Konut ve oto satışları patladı
ABD ekonomisinin düzelmeye başladığının en önemli işaretlerinin başında konut ve otomobil satışları geliyor. 2008’de patlak veren mortgage krizinin etkisiyle adeta bıçak gibi kesilen konut ve oto satışları ülkede kâbusa dönen işsizliğin de başlıca nedeniydi. Şimdi, krizin patlak vermesinden dört yıl sonra her iki alanda da çok olumlu gelişmeler gözlemleniyor. Ülke ekonomisinin bel kemiği olarak kabul edilen konut sektörü yeniden canlanmaya başladı. Haziran ayında toplam 5 milyon konutun satılması yılbaşından beri gözlemlenen yükseliş trendini destekledi. Bir önceki yıla kıyasla yüzde 15’lik bir artışa işaret eden rakam morallerin yükselmesine neden oldu. Konuttaki artış doğrudan istihdamı etkilediği için tüketici gelirlerinin de artmasına neden oldu. Bu artış ülke ekonomisi için önem taşıyan otomotiv sektörünü ateşledi.

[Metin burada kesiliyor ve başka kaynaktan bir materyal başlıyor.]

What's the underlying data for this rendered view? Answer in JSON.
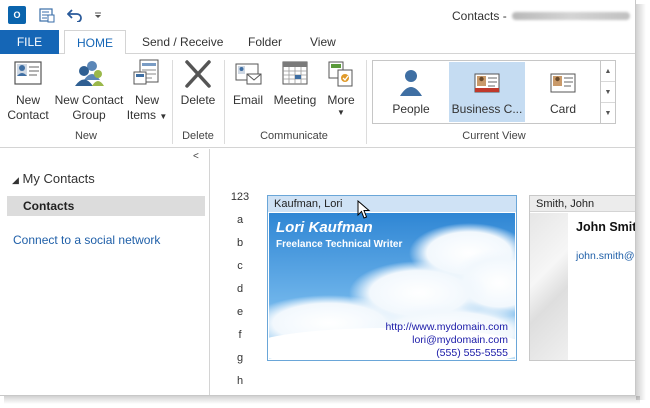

Haziran ayında toplam 15.8 milyon araç satılırken mayıs ayı satışlarına oranla yüzde 4.3’lük bir çıkış yakalandı. Yıllık bazda yapılan kıyaslamada ise yüzde 10.8’lik bir yükselme kaydedildi. Üretimdeki artış ABD’de ISM İmalat Endeksi’ne de yansıdı. Endeks temmuz ayında tüm beklentileri geride bırakarak 55.4’e yükseldi. Ancak uzmanlar ABD’de hayata geçen 700 milyar dolarlık bütçe kesintileri ve küresel ekonomiden kaynaklanacak zorlukları göğüsleyebilmek için harcamaların artarak devam etmesinin gerekeceğine işaret ediyor.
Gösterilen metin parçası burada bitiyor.